Pourquoi il ne faut surtout pas mettre fin au PTZ et au PINEL !

Henry Buzy-Cazaux, président de l'Institut du Management des Services Immobiliers, s'insurge contre deux rapports commandés par le gouvernement remettant en cause l'efficacité du PTZ et du dispositif Pinel.

Après un rapport à charge contre le prêt à taux zéro, rendu par l’administration au gouvernement et au parlement, voilà que le dispositif Pinel est également désigné à la vindicte des parlementaires et de l’exécutif par un rapport de même origine.  Après les aides personnelles au logement il y a un an, critiquées pour leur effet d’aubaine et leur coût exorbitant par le Président de la République et le ministre des Comptes publics, les deux grands boosters de l’acquisition immobilière en France essuient des tirs groupés. On brûle les idoles.

On peut s’étonner que des dispositifs que tous les gouvernements successifs depuis des dizaines d’années ont apprécié comme efficaces soient ainsi montrés du doigt et voués aux gémonies. D’évidence, on veut les tuer et la concomittance des coups portés est troublante.

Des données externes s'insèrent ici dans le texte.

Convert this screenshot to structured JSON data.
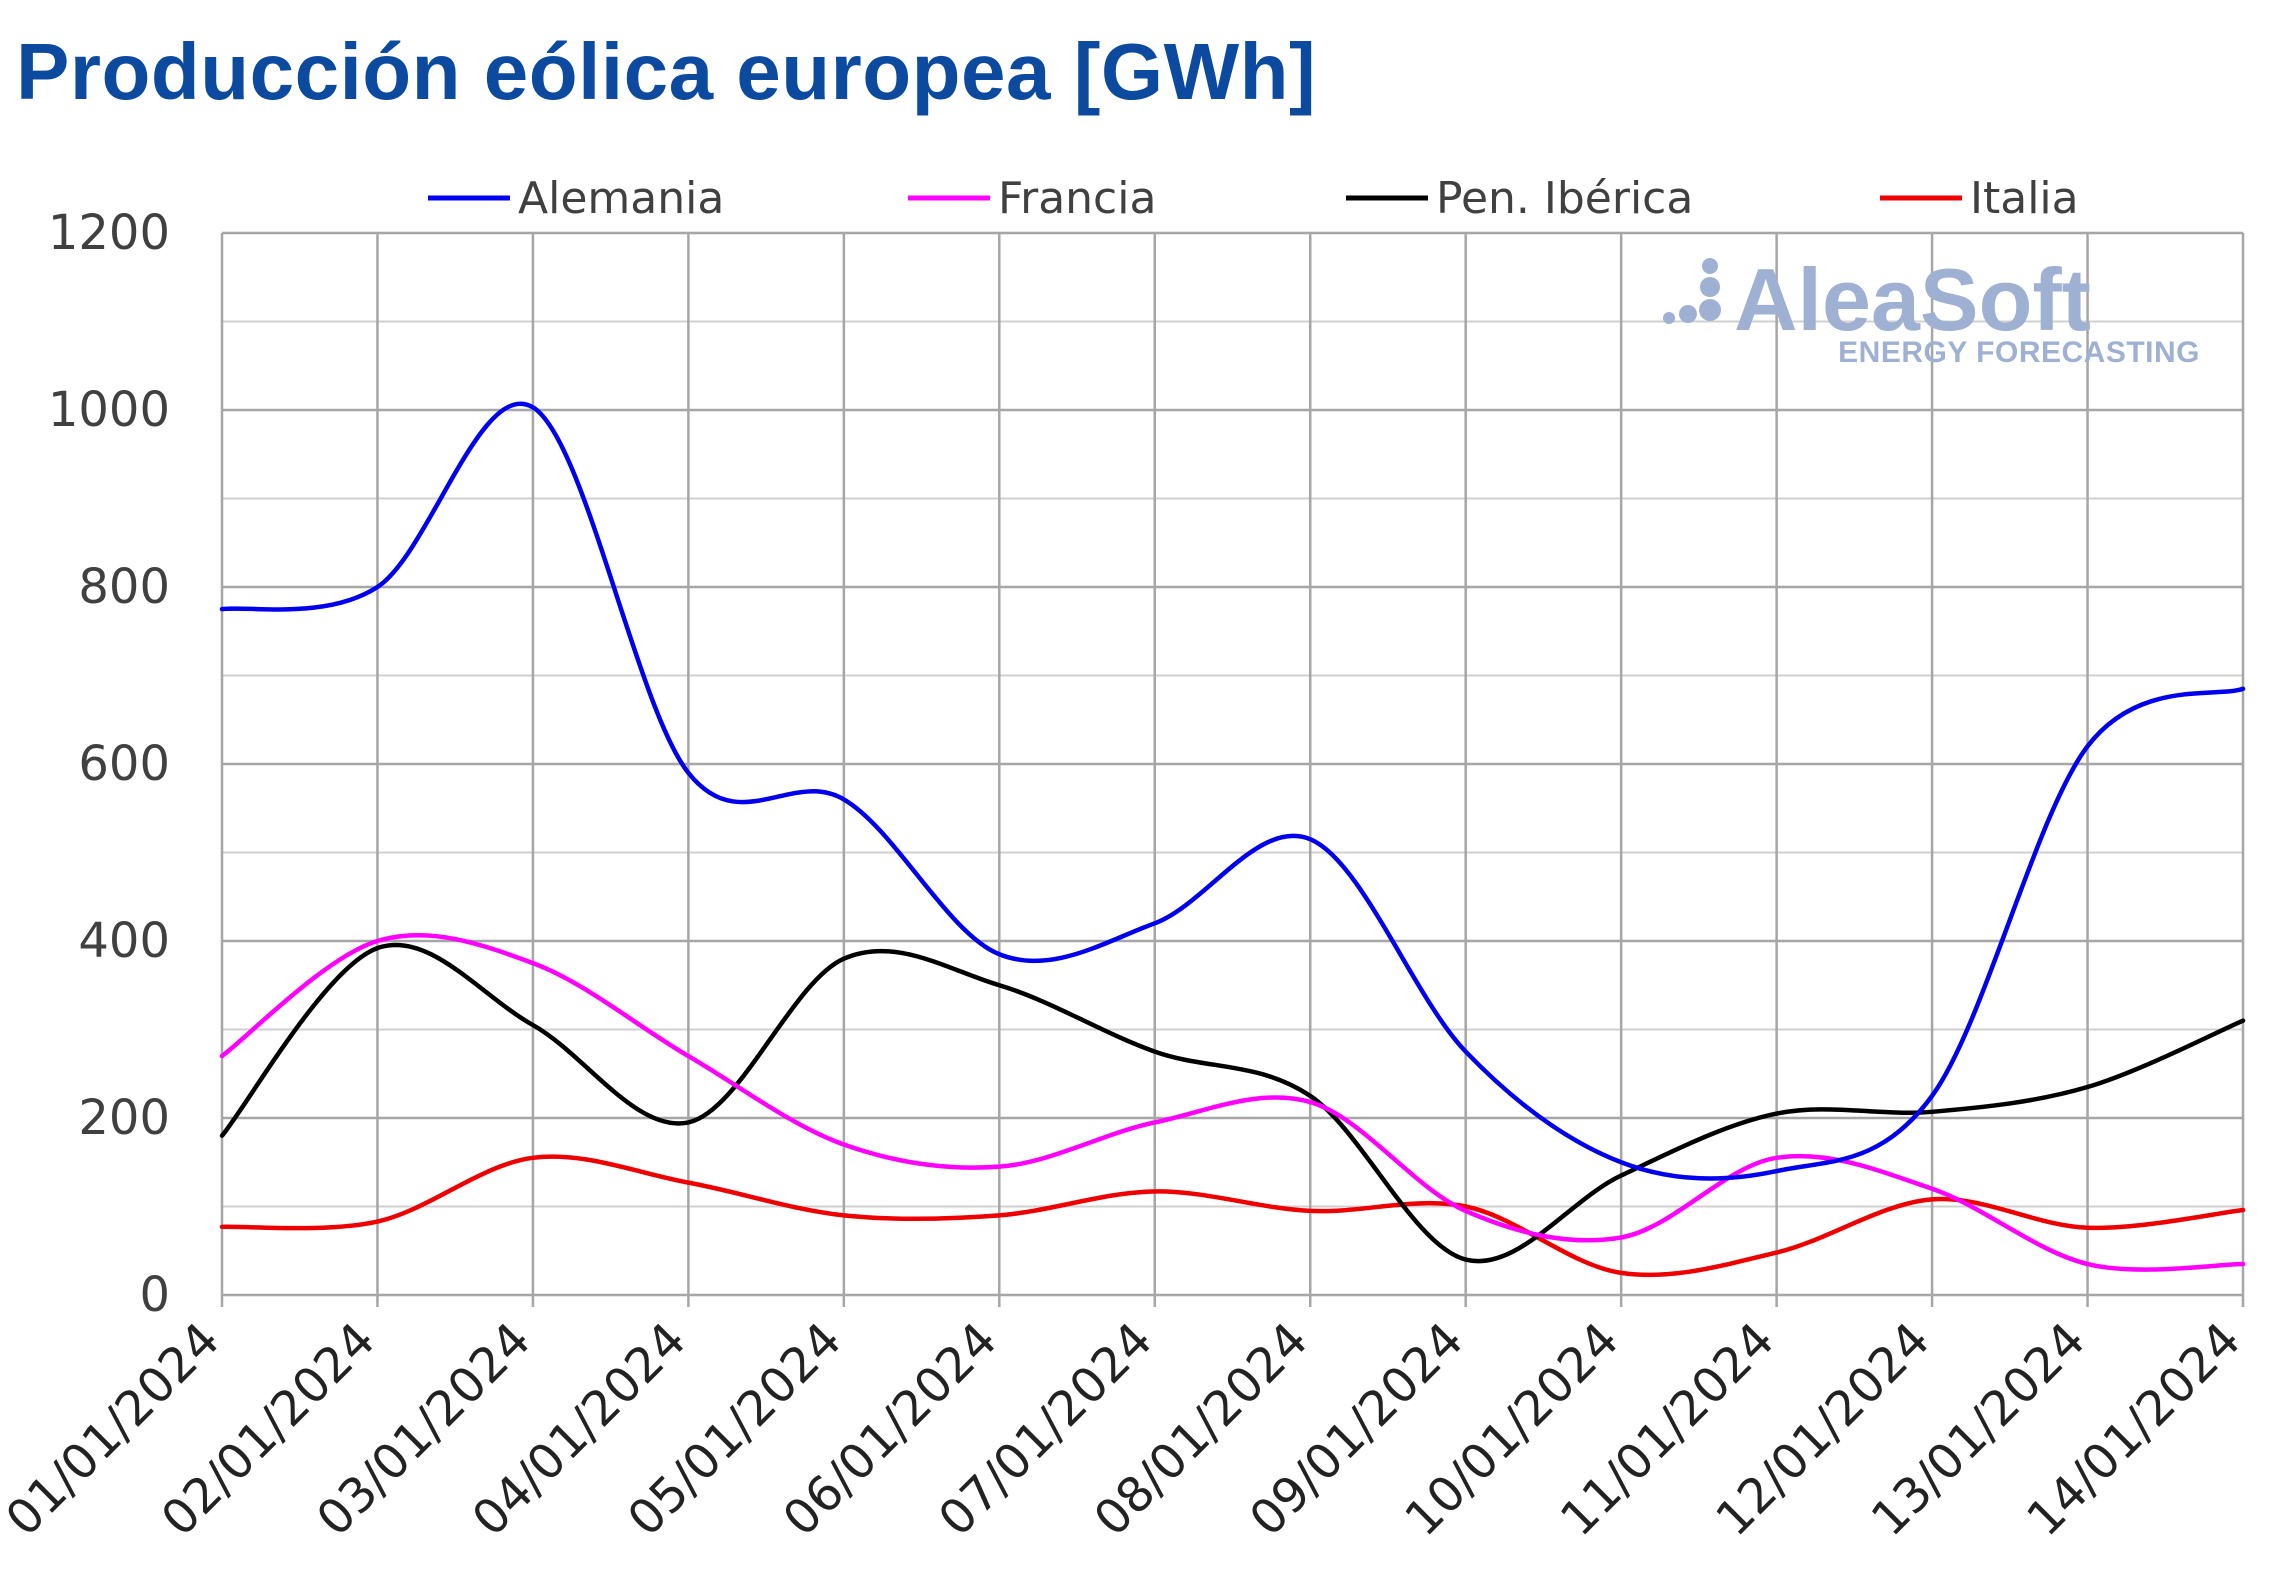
{
  "title": "Producción eólica europea [GWh]",
  "watermark": {
    "brand": "AleaSoft",
    "tagline": "ENERGY FORECASTING"
  },
  "colors": {
    "title": "#0b4a9e",
    "grid": "#a6a6a6",
    "logo": "#9fb1d3"
  },
  "chart_data": {
    "type": "line",
    "title": "Producción eólica europea [GWh]",
    "xlabel": "",
    "ylabel": "",
    "ylim": [
      0,
      1200
    ],
    "yticks": [
      0,
      200,
      400,
      600,
      800,
      1000,
      1200
    ],
    "grid": true,
    "legend_position": "top",
    "categories": [
      "01/01/2024",
      "02/01/2024",
      "03/01/2024",
      "04/01/2024",
      "05/01/2024",
      "06/01/2024",
      "07/01/2024",
      "08/01/2024",
      "09/01/2024",
      "10/01/2024",
      "11/01/2024",
      "12/01/2024",
      "13/01/2024",
      "14/01/2024"
    ],
    "series": [
      {
        "name": "Alemania",
        "color": "#0000ee",
        "values": [
          775,
          800,
          1003,
          590,
          560,
          385,
          420,
          515,
          275,
          150,
          140,
          225,
          620,
          685
        ]
      },
      {
        "name": "Francia",
        "color": "#ff00ff",
        "values": [
          270,
          400,
          375,
          270,
          170,
          145,
          195,
          218,
          95,
          65,
          155,
          120,
          35,
          35
        ]
      },
      {
        "name": "Pen. Ibérica",
        "color": "#000000",
        "values": [
          180,
          392,
          305,
          195,
          380,
          350,
          275,
          225,
          40,
          135,
          205,
          207,
          235,
          310
        ]
      },
      {
        "name": "Italia",
        "color": "#ee0000",
        "values": [
          77,
          83,
          155,
          127,
          90,
          90,
          117,
          95,
          100,
          25,
          48,
          108,
          76,
          96
        ]
      }
    ]
  }
}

On leur reproche de coûter à l’État, pour le PTZ en coût de compensation entre le taux de marché et le taux nul auprès des prêteurs, pour le Pinel en moindres rentrées fiscales puisque le contribuable voit son impôt réduit. Jamais l’État n’a l’honnêteté de reconnaître que face à ces coûts les rentrées fiscales sont bien plus importantes : un rapport de 1 à 1,65 pour le Pinel, compte non tenu des créations ou maintiens d’emplois dans des proportions de 100.000 par an, en comptabilisant les directs et les indirects.

L’argumentaire à charge développé par la haute administration des finances et son homologue du logement est inventif, et puise tantôt dans la politique d’aménagement du territoire tantôt dans l’analyse patrimoniale de l’intérêt des accédants et investisseurs. On sent l’exercice de style : qui veut noyer son chien dit qu’il a la rage.

Ainsi, le PTZ en zones B2 et C, c’est-à-dire dans les territoires suburbains et rurbains, autour de nos villes moyennes ou e certaines grandes villes, favoriserait l’artificialisation des sols. En clair on pousserait les ménages à acheter des terrains qui auraient pu rester agricoles. On oublie qu’ils veulent vivre dans ces territoires et n’iront pas au cœur de communes dont on commence à peine à parler de revitalisation : le Congrès des maires qui commence ce jour en a fait l’un de ses thèmes de travail et l’invité d’honneur, Emmanuel Macron, entendra sur ce sujet des revendications bien senties. En somme, si les ménages ne sont pas aidés à acheter là où les prix sont encore accessibles, mais déjà élevés pour leur solvabilité, ils iront plus loin encore des villes, là où la sauvegarde de l’agriculture est vitale. Des députés de tous bords, vendredi après-midi lors de l’examen du budget à l’Assemblée Nationale, ont réussi le tour de force de mettre le gouvernement en majorité et de sauver pour 2020 l’usage du PTZ dans ces zones moins tendues.

Pour le Pinel, on assène cette sempiternelle attaque qu’il conduit souvent à investir dans des territoires sans besoins locatifs. À croire que les maires, qui délivrent les permis de construire, ignorent ce qui se passe sur leur territoires et n’ont de cesse que d’y faire pousser des programmes. Pour le coup, ceux-là prendraient à contrepied l’adage "Maire qui bâtit maire battu." On lit aussi dans le rapport de l’administration que les achats en Pinel, de l’ordre de 50.000 par an, perdraient tout attrait une fois l’avantage fiscal éteint, soit 9 ans en moyenne après la réalisation de l’opération. Le calcul est singulier : il n’imagine aucune plus-value au bout de la période et il compare avec un investissement dans l’ancien, qui aurait coûté moins cher. Mais ne faut-il pas se réjouir que des ménages acceptent un moindre rendement parce qu’ils acquittent une TVA à 20% à l’entrée, grevée de 2,5% de droits de mutation ? En clair, le logement neuf vaut en fait près d’un quart de moins que ce que l’investisseur débourse ! L’État, plutôt que des montrer du doigt dans un rapport, pourrait marquer sa gratitude à ces Français civiques.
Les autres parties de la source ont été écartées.